„Cień i kość” to pierwszy tom magicznej „Trylogii Grisza” autorstwa amerykańskiej pisarki Leigh Bardugo opowiadający o przygodach Aliny Starkov – sieroty, która odkrywa w sobie potężną magię mogącej przynieść ocalenie lub zgubę pogrążonej od lat w wojnie Ravce. Dla mnie ta pozycja okazała się szalenie wciągającą lekturą, dla której zarwałam noc.

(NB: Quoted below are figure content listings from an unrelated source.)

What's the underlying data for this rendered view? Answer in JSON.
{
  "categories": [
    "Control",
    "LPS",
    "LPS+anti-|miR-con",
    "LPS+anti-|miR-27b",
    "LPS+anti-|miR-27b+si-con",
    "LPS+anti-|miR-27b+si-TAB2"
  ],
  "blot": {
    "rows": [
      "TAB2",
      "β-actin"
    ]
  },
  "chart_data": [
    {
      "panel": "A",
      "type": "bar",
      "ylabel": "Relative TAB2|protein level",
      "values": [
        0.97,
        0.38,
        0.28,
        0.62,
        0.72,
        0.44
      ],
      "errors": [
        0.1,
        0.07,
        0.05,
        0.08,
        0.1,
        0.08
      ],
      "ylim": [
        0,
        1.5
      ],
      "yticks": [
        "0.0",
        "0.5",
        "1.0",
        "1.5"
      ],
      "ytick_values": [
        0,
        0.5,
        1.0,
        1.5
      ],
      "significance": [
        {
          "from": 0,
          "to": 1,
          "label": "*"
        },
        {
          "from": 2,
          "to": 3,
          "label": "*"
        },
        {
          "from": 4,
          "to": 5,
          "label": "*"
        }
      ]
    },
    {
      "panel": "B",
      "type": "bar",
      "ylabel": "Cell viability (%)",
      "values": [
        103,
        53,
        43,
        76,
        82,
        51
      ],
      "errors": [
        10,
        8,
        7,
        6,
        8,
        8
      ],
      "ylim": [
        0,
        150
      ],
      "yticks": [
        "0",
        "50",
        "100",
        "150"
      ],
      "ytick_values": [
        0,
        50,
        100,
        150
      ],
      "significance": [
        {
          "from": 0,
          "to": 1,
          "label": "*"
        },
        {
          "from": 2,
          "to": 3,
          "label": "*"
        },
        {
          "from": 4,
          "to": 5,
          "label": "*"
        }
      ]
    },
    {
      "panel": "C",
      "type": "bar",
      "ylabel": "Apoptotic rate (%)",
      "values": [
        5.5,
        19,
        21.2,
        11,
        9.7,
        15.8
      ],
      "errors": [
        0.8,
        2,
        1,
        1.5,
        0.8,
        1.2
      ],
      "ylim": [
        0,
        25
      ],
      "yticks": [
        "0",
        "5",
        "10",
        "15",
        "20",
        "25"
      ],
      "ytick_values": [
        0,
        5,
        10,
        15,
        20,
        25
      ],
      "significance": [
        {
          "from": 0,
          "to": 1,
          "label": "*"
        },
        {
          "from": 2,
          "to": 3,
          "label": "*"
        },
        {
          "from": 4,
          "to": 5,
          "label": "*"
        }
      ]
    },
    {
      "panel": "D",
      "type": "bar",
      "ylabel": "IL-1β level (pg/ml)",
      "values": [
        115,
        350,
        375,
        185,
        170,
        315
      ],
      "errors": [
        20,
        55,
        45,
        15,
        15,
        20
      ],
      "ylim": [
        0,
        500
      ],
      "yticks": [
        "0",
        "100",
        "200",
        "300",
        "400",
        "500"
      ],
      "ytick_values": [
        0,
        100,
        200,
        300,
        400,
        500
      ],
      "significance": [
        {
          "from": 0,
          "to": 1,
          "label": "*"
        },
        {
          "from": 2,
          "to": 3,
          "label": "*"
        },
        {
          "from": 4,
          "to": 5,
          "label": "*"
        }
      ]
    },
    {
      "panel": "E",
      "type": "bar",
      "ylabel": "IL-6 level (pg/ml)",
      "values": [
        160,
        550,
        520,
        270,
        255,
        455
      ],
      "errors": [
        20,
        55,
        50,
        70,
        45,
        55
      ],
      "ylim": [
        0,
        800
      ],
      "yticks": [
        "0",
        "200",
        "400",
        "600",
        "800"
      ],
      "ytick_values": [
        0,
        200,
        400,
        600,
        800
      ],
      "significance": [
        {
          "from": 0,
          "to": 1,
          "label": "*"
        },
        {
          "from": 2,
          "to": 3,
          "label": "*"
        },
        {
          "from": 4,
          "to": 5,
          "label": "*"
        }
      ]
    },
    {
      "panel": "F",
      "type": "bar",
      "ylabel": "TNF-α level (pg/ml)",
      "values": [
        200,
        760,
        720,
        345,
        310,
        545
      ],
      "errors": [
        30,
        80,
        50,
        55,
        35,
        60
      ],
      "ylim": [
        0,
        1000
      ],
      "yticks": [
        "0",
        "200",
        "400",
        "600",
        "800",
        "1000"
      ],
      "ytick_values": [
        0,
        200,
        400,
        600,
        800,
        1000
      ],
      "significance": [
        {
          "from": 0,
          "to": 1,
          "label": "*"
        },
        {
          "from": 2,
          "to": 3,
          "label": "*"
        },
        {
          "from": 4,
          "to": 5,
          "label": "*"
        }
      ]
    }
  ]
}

„Cień i kość” to opowieść z gatunku tych, które porywają czytelnika niczym nurt rwącej rzeki, i które sprawiają, że zanurza się on w wykreowanym przez autora świecie do tego stopnia, że przestaje się liczyć wszystko poza przygodą, w której właśnie bierze udział ramię w ramie z jej bohaterami. Kiedy czytelnik trafia na taką powieść, nie zwraca uwagi na jej mankamenty i niedociągnięcia, nie analizuje zachowania postaci. Fabuła angażuje go tak mocno, że wszystko inne schodzi na dalszy plan – dokładnie tak było ze mną podczas lektury „Cienia i kości”. Pokochałam przepełnioną wschodnio-rosyjskimi inspiracjami opowieść o zagubionej Alinie, jej wiernym przyjacielu Malu oraz charyzmatycznym, władającym mrokiem mentorze Darklingu.
Pierwszy tom „Trylogii Grisza” to historia, która perfekcyjnie wpasowała się w mój gust czytelniczy, a jego lektura dostarczyła mi wspaniałej rozrywki. 23 kwietnia na platformie Netflix premierę będzie miał serial inspirowany tą serią, więc jeśli nie znacie jeszcze „Cienia i kości” to wręcz idealny moment, żeby sięgnąć po ten tytuł.